What does it mean to you?

Christine Lester FRSA

Last Update 5 months ago

I have always hesitated to bring up the subject of Remembrance because it means different things to different people.  but to-day is Remembrance Day in the United Kingdom and in many commonwealth countries.  We are told we are at the most dangerous period we have been at since 1945 when we said "never again" and at the time i think we meant it!


So why do I link the practice of "Journalling" which I have only just been introduced to by the amazing (Speaker) Debbie Bryan and remembrance?  Well they call it "reflection" so whichever, I was writing up my journal last night - at the same time in the background was The Royal British Legion event at the Royal Albert Hall.  I cant remember ever missing this, although I must have done when I was in Sri Lanka.  You are puzzled as to where this is all going?  Well when I met my husband we looked for things in common - he was an avid brass band man - played for Sir Malcolm Sergeant  sometimes, but I was military bands.  I was military bands because my father was in the RAF (Royal Air Force) so I was a forces child.  I knew no other life.  Where he went I went.


So, brass bands were also a part of my life.  The brass band which saw us off from the pier at Singapore on the SS Empire Windrush, to the brass band which played on the top deck of the SS Empire Orwell through the Suez Canal on our way home after 4 years in the Far East. 

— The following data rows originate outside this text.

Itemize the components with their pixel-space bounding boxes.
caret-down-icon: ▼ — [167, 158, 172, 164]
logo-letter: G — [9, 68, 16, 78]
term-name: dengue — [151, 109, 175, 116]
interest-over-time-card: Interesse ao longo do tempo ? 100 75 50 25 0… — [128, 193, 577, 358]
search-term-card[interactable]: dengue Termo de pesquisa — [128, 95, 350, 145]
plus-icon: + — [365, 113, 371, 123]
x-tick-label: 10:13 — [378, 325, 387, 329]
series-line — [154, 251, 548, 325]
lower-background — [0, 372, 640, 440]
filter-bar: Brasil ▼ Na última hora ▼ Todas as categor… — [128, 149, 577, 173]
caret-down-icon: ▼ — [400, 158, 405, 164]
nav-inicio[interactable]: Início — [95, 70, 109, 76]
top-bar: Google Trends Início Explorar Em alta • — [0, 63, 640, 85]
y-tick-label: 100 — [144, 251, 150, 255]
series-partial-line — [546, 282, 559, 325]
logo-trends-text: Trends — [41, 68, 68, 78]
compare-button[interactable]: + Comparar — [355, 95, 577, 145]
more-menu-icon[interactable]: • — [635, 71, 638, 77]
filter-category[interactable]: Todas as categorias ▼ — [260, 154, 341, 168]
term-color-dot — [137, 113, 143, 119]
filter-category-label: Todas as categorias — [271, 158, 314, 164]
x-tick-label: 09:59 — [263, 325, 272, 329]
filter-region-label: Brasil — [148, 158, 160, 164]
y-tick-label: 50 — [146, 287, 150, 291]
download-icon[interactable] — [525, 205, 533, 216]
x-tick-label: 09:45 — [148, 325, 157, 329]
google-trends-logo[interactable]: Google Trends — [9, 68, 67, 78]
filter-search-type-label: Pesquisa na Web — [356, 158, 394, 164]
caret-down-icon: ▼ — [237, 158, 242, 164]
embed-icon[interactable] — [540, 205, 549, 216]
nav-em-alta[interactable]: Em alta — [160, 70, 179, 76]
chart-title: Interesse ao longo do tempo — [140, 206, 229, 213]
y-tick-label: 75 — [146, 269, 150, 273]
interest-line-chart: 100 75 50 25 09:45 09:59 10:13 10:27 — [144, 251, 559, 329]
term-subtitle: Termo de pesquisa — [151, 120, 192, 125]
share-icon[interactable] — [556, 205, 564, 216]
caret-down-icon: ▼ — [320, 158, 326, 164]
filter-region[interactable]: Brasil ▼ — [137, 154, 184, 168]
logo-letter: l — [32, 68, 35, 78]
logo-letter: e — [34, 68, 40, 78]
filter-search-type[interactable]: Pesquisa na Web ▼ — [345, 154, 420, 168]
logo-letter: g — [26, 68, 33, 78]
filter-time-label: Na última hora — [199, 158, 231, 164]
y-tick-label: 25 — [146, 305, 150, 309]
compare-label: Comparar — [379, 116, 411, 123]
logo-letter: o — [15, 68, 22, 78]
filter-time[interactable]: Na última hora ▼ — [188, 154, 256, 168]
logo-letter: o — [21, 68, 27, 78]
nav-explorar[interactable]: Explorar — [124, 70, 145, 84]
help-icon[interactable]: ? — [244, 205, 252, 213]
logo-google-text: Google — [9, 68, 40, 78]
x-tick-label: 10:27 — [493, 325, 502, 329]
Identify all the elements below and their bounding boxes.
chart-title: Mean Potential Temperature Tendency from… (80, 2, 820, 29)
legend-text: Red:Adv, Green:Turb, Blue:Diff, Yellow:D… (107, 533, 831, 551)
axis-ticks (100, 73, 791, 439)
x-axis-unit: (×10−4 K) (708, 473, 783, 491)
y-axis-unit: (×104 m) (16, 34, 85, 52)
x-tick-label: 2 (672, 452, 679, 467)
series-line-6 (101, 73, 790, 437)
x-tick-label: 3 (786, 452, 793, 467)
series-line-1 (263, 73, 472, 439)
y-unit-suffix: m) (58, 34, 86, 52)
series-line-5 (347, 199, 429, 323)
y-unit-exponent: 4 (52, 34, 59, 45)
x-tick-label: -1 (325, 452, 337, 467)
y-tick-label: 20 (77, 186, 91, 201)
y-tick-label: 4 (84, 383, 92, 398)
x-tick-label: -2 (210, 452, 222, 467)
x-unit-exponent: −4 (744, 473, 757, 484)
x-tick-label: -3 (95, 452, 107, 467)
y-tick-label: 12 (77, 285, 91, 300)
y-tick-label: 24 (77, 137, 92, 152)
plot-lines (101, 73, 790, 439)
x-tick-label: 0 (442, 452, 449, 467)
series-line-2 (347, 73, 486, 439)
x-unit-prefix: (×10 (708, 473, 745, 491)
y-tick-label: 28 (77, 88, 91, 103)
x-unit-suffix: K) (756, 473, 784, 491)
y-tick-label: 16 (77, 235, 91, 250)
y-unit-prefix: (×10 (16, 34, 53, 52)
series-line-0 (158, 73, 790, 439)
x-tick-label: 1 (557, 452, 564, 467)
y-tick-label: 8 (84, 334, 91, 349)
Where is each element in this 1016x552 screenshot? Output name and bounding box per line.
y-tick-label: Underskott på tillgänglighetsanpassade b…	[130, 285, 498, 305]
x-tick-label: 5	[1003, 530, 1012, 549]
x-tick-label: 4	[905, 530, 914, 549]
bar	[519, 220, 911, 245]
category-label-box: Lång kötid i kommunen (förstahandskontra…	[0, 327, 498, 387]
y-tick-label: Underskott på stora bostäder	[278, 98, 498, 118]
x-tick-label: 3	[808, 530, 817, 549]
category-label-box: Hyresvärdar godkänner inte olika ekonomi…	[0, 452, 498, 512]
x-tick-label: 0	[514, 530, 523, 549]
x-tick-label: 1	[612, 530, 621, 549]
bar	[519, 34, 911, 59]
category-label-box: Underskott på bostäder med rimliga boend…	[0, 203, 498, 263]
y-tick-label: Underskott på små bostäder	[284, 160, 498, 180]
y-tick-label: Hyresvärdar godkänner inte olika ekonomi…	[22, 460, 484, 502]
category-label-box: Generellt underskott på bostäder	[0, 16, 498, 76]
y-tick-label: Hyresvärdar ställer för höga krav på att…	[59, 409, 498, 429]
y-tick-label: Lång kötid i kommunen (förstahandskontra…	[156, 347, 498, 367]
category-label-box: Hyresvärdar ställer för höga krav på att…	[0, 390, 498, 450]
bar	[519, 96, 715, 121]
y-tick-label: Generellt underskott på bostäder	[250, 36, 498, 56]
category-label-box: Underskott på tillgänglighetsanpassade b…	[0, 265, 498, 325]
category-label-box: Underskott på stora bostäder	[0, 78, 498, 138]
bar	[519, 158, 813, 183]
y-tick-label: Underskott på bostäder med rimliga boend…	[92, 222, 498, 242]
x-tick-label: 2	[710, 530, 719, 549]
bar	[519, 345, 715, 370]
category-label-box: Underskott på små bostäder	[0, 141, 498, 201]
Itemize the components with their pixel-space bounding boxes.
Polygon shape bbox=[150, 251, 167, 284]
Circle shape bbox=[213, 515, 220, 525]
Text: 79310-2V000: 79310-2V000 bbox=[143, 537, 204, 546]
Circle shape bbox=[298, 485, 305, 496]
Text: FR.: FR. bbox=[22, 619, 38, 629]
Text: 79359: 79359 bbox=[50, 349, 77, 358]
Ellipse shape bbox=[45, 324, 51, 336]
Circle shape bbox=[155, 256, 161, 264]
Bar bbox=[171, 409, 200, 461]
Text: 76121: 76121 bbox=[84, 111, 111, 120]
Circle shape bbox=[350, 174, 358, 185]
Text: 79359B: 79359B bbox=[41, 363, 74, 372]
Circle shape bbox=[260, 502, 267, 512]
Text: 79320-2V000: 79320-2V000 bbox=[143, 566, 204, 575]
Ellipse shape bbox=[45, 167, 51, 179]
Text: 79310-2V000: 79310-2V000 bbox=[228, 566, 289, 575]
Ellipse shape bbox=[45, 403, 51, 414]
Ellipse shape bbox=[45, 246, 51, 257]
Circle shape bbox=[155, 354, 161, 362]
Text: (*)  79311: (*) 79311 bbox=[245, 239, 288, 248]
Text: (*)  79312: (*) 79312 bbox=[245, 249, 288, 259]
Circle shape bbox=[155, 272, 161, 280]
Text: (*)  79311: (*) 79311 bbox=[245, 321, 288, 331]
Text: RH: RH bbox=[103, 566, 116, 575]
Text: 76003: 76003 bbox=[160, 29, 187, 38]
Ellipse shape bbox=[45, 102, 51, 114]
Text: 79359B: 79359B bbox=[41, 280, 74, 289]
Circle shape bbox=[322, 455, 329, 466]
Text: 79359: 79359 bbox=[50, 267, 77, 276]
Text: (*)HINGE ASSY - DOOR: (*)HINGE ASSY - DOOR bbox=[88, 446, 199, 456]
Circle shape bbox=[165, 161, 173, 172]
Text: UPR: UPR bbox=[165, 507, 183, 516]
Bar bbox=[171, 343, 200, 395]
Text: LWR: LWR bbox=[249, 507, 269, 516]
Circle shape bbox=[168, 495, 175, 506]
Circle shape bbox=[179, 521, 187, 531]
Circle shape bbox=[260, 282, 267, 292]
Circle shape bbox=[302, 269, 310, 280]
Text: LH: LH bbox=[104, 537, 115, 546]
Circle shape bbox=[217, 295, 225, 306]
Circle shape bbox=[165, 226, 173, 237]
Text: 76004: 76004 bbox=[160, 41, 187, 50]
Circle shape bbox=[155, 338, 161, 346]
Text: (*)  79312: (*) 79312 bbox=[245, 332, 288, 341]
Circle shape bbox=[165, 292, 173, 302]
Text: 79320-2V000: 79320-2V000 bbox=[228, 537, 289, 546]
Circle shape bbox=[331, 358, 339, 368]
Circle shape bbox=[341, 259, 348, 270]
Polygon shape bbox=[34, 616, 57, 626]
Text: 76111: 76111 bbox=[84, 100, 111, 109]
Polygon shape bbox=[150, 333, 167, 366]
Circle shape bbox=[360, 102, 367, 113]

So last nights remembrance event was particularly poignant; there was special attention given to the children of the "fallen" ; the reflection or remembrance of their days before their father or mother had been taken from them in war, their pride in their parent, their grief at losing them, but I was particularly struck by one reflection that - coming together for Remembrance Day, was for them like coming to a family event.  Only those who are "forces children" experience this particular - strange but poignant feeling.


In my own case very many years later on Facebook I happened to say I had lost touch with those I lived with for that period and one gentleman contacted me to say he had lived in Sri Lanka the same time as I had, we had gone to the same RAF school in Katanayake but our paths had not crossed back then.  Well they certainly have now !!  We met up just once in Calais.  I was there on a project meeting, he came up from his home in southern France and we had just an evening together, reminiscing.  The friendship has deepened and he is probably one of my closest confidants.


So to come full circle - reflection or remembrance triggers so many other memories in our lives.  I will continue my Journalling & no doubt reflect on my  learning - its all part of life's rich pattern and part of our development into adulthood and if it helps us to join the dots and make sense of the universe then it has to be good.